The reversal of the apnea after administration of naltrexone suggests that the butorphanol was the culprit. Other drug combinations such as Telazol followed by isoflurane can probably be ruled out because of the timing involved when the apnea occurred. Butorphanol, on a weight basis, is four to seven times as potent of an analgesic as morphine.

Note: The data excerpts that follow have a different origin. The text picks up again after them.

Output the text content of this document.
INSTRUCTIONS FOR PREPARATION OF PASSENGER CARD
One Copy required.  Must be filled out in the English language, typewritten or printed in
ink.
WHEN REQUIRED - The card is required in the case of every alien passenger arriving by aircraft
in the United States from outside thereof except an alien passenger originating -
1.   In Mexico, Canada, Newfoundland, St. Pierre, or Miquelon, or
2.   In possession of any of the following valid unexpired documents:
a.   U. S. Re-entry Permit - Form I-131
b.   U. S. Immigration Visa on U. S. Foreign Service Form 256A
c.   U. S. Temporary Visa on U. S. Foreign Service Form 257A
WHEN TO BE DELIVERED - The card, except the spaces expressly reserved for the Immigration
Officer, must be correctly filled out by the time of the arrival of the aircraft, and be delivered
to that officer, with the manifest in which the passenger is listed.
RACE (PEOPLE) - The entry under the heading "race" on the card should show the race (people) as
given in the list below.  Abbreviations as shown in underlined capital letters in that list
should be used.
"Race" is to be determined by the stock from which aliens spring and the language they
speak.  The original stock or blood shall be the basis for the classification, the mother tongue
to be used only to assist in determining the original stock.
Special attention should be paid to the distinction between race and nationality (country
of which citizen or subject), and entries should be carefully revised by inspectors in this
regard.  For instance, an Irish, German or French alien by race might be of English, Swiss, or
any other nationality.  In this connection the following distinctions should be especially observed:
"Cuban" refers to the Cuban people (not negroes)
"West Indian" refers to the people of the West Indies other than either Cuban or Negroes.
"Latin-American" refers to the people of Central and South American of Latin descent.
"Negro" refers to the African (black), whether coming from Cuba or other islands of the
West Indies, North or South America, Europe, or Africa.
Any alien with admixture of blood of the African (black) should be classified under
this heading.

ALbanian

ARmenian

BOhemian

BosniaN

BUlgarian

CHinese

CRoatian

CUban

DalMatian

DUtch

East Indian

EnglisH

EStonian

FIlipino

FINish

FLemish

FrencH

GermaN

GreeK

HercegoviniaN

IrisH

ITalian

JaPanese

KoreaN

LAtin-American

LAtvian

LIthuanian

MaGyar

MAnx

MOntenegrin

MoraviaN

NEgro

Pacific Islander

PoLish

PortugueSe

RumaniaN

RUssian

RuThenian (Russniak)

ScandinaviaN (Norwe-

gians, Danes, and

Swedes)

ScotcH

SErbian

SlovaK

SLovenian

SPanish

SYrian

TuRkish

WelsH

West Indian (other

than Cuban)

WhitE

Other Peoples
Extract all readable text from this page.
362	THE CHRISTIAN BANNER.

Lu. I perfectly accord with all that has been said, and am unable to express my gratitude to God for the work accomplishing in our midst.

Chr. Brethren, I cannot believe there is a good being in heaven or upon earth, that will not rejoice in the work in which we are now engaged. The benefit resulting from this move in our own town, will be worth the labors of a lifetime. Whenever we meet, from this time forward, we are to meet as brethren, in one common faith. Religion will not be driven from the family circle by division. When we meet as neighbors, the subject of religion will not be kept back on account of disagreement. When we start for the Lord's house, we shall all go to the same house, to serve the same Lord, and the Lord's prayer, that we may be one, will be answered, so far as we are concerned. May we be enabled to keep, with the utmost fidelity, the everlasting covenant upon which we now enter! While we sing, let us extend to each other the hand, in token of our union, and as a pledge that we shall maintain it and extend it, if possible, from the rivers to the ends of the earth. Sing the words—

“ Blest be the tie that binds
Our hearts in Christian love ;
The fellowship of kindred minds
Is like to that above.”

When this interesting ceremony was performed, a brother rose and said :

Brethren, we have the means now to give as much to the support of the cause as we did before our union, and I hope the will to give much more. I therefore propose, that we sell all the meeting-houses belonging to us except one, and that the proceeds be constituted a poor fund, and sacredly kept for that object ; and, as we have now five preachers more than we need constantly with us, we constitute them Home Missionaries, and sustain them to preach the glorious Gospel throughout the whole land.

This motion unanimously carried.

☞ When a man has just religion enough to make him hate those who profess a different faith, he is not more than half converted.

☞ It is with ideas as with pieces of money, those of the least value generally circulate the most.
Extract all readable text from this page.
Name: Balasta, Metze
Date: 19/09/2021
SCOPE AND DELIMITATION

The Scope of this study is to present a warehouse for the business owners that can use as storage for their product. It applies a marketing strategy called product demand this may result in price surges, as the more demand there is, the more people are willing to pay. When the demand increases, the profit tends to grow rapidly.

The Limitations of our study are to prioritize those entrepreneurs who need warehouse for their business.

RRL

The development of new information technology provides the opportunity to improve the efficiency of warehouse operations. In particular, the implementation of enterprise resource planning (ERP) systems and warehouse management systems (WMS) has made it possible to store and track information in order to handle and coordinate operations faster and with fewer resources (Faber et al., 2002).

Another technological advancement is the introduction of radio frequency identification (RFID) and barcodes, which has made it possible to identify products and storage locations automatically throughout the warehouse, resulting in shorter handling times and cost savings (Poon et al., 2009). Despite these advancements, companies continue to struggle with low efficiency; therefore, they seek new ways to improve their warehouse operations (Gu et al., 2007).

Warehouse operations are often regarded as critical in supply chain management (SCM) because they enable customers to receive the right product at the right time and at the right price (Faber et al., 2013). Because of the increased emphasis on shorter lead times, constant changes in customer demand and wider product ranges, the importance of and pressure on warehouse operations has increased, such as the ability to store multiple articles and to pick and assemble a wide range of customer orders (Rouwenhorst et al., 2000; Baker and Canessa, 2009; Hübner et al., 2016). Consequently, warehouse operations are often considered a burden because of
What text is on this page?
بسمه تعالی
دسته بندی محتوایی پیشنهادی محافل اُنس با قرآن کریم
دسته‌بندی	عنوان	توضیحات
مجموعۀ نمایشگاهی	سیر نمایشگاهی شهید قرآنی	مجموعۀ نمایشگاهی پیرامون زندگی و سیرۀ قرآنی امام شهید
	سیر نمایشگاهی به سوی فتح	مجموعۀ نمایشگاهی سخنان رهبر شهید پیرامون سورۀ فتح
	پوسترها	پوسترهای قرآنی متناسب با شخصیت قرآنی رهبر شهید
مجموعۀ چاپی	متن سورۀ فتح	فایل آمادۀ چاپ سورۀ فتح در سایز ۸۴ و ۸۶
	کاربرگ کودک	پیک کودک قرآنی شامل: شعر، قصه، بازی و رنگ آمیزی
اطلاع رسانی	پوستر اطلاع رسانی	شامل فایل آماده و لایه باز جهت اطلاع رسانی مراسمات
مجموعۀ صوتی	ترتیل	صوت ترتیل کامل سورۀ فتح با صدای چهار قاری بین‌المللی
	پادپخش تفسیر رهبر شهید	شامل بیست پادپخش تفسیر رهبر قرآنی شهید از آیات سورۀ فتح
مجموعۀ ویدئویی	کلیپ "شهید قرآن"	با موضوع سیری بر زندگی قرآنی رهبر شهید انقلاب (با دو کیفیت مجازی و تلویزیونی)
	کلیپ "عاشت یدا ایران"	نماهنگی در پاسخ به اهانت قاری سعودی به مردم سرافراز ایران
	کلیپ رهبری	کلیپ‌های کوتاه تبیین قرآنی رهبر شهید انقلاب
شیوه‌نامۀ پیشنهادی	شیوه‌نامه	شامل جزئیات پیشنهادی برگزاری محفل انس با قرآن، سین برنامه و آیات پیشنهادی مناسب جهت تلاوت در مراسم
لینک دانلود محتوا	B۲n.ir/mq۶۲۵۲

Its analgesic action occurs at sites in the limbic system. Overdosage may cause respiratory depression and should be treated with Naloxone and appropriate supportive therapy.3 A chance for overdosage with this particular product includes mistaking the 10 mg/ml product for the 0.5 mg/ml. Having only one size on hand will eliminate that possible error. I have used butorphanol successfully in other primates at the same published doses. These two individuals may have a genetically related sensitivity to the drug. Whether or not it is dose related is unknown as it has not been used again on these animals.
1. Carpenter, J.W., T.Y. Mashima, and D.J. Rupiper. 1996. Exotic Animal Formulary, 1st ed. Greystone Publications, Manhattan, Kansas.
2. Lumb, W.V. and E.W. Jones. 1996. Veterinary Anesthesia, 3rd ed. Williams and Wilkins, Baltimore, Maryland.
3. Plumb, D.C.1995. Veterinary Drug Handbook, 2nd ed. Pharma Vet Publishing, White Bear Lake, Minnesota.